Last year's rig count in the United States was off nearly 70 percent from 2014 and Schlumberger said the "massive over-capacity" in the market suggested there were few signs of a pricing recovery on the immediate horizon.

"The worsening market conditions added further pressure to a deepening financial crisis in the exploration and production industry, and prompted customers to make further cuts to already significantly lower exploration and production investment levels," Schlumberger Chairman and CEO Paal Kibsgaard said in a statement.

Baker Hughes, a Schlumberger rival providing rig data for the industry, said the average U.S. rig count for December was 714, down 62 percent from the previous year. Halliburton and Baker Hughes aim to merge in an effort to streamline operations during the market downturn.


Schlumberger said the North American decline was partially offset but "robust" activity in countries like Saudi Arabia.
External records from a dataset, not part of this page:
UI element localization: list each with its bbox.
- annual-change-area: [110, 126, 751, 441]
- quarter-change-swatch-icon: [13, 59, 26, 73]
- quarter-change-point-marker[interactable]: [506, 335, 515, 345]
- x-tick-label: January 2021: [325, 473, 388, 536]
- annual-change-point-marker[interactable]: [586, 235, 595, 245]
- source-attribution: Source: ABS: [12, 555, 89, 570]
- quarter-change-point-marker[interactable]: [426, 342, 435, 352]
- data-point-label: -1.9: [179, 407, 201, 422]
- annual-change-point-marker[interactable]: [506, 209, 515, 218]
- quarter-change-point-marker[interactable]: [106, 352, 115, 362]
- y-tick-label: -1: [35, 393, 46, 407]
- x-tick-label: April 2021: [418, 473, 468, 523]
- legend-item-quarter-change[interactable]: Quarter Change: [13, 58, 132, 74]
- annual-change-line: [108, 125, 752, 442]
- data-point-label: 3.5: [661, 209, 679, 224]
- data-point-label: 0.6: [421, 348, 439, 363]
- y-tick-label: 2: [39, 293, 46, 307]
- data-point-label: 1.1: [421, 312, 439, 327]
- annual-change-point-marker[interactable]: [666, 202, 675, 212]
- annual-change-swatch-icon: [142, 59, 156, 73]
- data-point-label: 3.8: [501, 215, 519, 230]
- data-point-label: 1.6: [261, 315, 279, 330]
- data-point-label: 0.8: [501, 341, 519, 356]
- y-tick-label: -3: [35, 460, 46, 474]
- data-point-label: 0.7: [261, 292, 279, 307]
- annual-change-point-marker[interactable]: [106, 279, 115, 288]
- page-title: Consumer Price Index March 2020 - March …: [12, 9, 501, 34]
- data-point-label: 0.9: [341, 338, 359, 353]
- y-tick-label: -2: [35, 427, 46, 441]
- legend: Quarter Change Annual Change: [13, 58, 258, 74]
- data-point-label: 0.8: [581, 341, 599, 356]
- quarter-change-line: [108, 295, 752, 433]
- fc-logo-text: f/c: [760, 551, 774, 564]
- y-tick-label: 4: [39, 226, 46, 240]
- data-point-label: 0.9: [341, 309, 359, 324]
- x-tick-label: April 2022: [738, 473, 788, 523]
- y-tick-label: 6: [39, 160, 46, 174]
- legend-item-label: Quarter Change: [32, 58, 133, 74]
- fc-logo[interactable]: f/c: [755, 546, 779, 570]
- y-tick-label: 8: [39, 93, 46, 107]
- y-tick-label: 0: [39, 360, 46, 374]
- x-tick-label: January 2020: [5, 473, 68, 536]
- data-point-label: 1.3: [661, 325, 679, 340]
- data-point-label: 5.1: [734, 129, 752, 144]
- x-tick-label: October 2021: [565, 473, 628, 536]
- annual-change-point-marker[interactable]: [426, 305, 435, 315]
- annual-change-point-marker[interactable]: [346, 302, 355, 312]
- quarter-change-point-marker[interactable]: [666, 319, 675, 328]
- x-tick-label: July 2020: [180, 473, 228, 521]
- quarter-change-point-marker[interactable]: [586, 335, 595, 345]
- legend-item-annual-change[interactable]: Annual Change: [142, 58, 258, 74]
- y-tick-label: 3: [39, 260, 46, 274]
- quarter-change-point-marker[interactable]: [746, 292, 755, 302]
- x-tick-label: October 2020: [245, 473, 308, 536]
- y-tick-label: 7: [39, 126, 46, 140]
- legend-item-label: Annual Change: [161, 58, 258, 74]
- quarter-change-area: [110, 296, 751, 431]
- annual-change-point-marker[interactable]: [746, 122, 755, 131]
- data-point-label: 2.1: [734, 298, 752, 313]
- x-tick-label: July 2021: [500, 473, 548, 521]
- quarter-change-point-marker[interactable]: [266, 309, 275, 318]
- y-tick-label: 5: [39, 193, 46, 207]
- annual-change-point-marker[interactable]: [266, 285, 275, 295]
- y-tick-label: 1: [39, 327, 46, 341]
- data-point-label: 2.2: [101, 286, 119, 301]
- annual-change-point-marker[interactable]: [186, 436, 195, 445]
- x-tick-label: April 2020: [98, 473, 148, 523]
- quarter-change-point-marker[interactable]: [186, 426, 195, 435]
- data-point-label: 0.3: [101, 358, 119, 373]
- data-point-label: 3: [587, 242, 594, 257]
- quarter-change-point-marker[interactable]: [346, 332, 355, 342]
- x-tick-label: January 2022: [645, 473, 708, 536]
Riyadh, the de facto head of the Organization of Petroleum Exporting Countries, has defended a strong production policy on the expectations that the market will rebound with stronger demand.

Most market analysts expect a balance between supply and demand will return in the latter half of 2016 or early 2017, though crude oil prices will remain at low levels when compared with peak 2014 prices above $100 per barrel.

"In anticipation of an extended activity weakness in the first half of 2016, we implemented another significant adjustment to our cost and resource base during the fourth quarter," Kibsgaard said. "This included a further workforce reduction of 10,000 employees, as well as greater streamlining of our overhead, infrastructure and asset base."